Key takeaways
- —Tato now works inside Microsoft Teams and reads forwarded emails, so nothing gets lost
- —Automations write and send status reports and meeting agendas automatically—no manual compilation needed
- —RAID logs rebuilt to keep full history with complete audit trails, not just snapshots
- —One instruction now updates or checks whole batches of RAID items without spreadsheet digging
- —These changes give your team back the hours governance busywork was consuming
You approved the budget for this transformation. Every week, hours of it disappear into documenting decisions, updating timesheets, and writing status reports.
None of that moves the transformation forward. You're still paying for it.
This quarter we shipped three things aimed at that problem: automations that write and send your reports, a way for Tato to read what happens in Teams and email, and a RAID log rebuilt to keep full history instead of a snapshot.
Here's what got faster, and why it matters.
Where do your status updates actually come from?
Most of what happens on a large ERP program happens in conversation. A workshop, an email thread, a quick exchange in Teams—long before any of it turns into a formal report.
If no one captures that conversation, whoever writes your next update is working from memory.
This quarter we started meeting your team where those conversations already happen. Forward an email thread to Tato and it becomes part of the program's record: searchable, and folded into whatever gets reported after it.
Same with Teams. Your tools already generate the data. Tato turns it into something you can use.
No one signed up to write the same report every week
Someone on your team spends real hours every week assembling the update that lands in your inbox. Pulling from three tools, rewriting roughly the same paragraphs a little differently each time.
That low-value work just became optional. Automations now generate a status report from your program's latest information and send it straight to the people who need it.
No one has to remember to send it. No one has to write it from scratch.
Same logic for a daily meeting agenda. Tato writes it from what actually happened on the program and drops it in the team's Teams chat 15 minutes before the call starts.
Can't make the meeting? Ask Tato for your status right there on the call.
Can you trace a risk back to the meeting that caused it?
Every large program runs on a RAID log: the running record of Risks, Actions, Issues, and Decisions meant to capture everything putting the transformation at risk.
A RAID log never sits still, though. It changes across thousands of conversations. By month nine of an 18-month program, almost no one can tell you how a risk went from low to high, or which meeting actually made a decision official.
We gutted the RAID log this quarter and rebuilt it from the ground up. Open any risk and you'll see every meeting that touched it, every status change, and exactly when it moved from low to high.

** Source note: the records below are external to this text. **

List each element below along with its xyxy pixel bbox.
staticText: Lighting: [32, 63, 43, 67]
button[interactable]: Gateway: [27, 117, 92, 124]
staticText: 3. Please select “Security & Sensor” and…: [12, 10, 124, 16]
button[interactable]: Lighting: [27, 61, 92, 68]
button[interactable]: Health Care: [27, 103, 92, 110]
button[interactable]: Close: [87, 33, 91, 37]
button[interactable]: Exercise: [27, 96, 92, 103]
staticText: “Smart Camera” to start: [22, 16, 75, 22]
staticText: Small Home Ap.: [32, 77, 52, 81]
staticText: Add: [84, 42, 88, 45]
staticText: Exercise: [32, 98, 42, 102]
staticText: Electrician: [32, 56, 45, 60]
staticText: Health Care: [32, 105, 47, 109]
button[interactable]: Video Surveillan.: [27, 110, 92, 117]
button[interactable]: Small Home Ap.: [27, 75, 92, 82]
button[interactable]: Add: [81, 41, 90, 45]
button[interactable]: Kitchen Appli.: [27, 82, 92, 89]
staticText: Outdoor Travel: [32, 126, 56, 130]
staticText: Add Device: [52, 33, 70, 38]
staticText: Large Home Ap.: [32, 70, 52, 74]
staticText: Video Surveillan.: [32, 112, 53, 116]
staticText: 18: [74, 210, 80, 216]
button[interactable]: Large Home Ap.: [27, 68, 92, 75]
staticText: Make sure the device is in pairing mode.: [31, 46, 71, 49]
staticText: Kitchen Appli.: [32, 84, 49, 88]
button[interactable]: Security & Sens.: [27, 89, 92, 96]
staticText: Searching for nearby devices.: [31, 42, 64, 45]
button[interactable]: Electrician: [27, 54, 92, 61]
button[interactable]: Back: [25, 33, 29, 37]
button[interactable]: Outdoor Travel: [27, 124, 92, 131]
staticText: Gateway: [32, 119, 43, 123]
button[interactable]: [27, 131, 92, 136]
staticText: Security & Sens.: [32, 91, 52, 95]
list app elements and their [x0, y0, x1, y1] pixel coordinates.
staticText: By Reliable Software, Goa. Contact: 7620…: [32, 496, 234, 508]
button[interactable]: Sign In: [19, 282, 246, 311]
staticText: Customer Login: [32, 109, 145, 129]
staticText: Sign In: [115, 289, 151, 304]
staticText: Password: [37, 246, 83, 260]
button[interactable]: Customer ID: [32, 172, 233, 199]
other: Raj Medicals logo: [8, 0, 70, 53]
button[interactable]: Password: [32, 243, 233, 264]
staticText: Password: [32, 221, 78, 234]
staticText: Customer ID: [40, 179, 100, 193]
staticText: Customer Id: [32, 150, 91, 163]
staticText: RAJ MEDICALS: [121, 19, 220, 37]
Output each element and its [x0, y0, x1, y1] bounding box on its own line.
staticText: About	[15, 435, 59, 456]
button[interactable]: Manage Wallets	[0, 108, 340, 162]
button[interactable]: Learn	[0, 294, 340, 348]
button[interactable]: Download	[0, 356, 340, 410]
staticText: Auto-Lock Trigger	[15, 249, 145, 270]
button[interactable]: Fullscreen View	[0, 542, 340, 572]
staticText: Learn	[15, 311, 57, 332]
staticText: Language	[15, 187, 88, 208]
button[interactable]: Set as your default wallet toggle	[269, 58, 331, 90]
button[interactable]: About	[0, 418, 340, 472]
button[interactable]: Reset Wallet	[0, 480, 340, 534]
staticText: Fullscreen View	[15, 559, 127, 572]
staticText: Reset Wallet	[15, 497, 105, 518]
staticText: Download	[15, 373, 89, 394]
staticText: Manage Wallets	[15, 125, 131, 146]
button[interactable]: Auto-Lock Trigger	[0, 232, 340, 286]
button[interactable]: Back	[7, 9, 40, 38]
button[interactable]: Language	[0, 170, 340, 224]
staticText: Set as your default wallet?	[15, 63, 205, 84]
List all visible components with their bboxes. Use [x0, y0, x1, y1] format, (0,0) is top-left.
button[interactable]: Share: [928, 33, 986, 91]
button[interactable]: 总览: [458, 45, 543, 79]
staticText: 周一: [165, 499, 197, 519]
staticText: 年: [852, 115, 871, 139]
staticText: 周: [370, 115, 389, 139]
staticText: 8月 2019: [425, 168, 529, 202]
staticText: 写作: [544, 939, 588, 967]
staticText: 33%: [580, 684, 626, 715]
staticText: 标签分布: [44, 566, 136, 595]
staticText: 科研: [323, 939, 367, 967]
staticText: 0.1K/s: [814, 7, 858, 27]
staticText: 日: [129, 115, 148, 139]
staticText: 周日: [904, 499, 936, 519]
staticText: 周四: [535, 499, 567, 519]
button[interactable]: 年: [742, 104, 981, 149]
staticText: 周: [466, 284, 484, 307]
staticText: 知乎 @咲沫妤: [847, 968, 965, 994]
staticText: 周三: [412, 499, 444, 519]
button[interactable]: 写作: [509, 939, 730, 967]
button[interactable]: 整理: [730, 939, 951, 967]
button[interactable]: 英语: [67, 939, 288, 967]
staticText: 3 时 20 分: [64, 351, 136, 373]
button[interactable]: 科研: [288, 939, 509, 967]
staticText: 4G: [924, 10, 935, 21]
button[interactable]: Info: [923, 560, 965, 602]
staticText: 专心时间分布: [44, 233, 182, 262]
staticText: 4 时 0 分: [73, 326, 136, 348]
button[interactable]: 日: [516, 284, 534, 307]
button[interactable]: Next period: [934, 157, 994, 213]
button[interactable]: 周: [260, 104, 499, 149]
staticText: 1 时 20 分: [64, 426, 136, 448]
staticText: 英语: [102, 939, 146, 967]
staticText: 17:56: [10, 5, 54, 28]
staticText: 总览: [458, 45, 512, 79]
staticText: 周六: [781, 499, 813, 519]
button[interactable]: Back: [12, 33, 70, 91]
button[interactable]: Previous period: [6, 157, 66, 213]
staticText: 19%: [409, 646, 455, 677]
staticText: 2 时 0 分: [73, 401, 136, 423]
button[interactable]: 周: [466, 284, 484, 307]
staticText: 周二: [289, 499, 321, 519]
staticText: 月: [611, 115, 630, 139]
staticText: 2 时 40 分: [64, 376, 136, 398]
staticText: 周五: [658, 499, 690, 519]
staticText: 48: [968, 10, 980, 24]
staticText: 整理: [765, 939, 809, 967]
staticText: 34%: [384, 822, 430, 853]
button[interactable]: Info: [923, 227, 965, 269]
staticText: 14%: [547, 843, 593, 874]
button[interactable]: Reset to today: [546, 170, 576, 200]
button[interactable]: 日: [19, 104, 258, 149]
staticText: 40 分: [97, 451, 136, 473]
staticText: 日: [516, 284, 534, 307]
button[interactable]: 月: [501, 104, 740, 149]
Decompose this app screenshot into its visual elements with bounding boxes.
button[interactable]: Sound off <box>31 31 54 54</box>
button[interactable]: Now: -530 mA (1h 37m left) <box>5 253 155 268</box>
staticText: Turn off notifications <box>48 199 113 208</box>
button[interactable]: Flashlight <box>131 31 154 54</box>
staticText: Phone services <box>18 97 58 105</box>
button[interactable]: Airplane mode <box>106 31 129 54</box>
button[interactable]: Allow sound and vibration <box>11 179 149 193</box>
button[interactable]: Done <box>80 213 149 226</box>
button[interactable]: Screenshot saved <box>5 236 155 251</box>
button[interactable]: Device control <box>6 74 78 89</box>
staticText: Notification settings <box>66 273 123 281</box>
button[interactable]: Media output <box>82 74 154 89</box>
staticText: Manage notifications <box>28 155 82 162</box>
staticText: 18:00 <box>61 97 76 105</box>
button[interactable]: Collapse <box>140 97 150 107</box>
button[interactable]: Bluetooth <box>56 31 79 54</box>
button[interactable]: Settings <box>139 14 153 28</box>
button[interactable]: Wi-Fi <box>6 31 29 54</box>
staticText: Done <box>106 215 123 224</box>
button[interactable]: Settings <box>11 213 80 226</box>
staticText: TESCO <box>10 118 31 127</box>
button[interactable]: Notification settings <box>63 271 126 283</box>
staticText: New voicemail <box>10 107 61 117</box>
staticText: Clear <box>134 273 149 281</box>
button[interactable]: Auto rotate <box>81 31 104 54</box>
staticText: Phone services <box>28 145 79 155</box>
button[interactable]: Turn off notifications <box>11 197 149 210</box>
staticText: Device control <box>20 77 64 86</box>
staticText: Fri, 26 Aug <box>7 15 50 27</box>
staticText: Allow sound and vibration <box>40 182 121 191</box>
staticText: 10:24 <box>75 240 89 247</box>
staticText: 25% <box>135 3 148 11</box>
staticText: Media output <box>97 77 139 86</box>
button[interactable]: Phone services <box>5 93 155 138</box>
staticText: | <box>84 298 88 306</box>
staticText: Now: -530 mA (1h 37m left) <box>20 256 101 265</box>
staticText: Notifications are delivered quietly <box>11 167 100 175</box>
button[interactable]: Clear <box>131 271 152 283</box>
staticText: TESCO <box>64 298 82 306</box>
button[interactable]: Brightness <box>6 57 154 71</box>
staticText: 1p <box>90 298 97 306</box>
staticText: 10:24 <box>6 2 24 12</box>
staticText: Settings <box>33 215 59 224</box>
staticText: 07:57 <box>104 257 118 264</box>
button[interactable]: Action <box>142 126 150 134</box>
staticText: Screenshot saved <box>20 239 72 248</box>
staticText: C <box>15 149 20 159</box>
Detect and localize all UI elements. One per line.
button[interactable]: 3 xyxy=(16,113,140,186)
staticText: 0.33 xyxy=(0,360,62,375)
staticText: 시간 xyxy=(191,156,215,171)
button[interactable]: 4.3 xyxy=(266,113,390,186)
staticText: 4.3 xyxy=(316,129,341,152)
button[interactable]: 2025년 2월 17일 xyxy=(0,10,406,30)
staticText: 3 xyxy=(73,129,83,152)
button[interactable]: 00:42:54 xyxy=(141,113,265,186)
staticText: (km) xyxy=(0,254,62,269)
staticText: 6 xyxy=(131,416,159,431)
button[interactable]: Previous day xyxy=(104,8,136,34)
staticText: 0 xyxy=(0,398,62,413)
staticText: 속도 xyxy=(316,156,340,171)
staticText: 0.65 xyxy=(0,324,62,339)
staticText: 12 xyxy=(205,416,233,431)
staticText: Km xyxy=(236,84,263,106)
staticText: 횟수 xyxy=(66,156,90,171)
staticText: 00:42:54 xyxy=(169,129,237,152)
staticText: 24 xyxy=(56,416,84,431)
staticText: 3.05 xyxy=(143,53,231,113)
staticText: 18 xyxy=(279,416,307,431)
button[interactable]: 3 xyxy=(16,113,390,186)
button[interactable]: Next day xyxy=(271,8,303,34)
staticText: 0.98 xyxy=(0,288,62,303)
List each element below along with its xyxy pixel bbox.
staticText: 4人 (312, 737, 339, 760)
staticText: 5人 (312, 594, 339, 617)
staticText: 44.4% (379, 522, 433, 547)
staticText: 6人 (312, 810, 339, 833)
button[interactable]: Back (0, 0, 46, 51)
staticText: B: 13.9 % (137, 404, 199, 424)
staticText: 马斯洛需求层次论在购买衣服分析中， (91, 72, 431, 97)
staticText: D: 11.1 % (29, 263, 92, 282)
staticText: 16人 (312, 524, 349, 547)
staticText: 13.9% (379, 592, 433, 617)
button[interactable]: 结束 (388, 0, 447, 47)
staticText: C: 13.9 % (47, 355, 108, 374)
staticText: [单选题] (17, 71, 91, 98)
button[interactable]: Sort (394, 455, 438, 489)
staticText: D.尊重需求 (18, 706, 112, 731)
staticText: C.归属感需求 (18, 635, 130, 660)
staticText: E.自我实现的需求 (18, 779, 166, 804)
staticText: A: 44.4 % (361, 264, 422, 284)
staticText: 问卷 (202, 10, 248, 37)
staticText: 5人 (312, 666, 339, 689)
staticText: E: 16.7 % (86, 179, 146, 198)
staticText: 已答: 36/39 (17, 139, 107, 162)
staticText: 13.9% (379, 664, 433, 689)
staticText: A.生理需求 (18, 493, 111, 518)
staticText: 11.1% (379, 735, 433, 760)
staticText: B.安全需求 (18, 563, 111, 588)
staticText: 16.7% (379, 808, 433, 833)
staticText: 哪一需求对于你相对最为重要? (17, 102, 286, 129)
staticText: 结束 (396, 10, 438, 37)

Ask Tato, in plain language, to update a batch of items at once—no export-to-Excel required. Reassign risks to a new owner with one instruction.
Your team's judgment still matters most here. This just means their hours go toward the work you're paying for.
Every hour spent chasing a status update, rewriting a report, or reconstructing a meeting from six weeks back is an hour that didn't go toward the transformation you approved.
We think manual governance is probably the biggest hidden cost on most of these programs. If that's true for yours, it's worth a conversation.
Frequently asked questions
What is a RAID log?
A RAID log is the running record of Risks, Actions, Issues, and Decisions on a project. It's meant to capture everything putting a transformation at risk. On a multi-year program, it changes constantly. That's why keeping an accurate history of it is harder than it sounds.
How do automated status reports work?
Tato generates a status report from your program's latest information and sends it automatically to the people who need it, by email or in Teams. No one on your team has to compile it by hand or remember to send it.
Can Tato access Teams and email?
Yes. Tato has a presence in Microsoft Teams and can receive forwarded emails. That content gets added to your program's record, so it's searchable and factored into every future report or answer.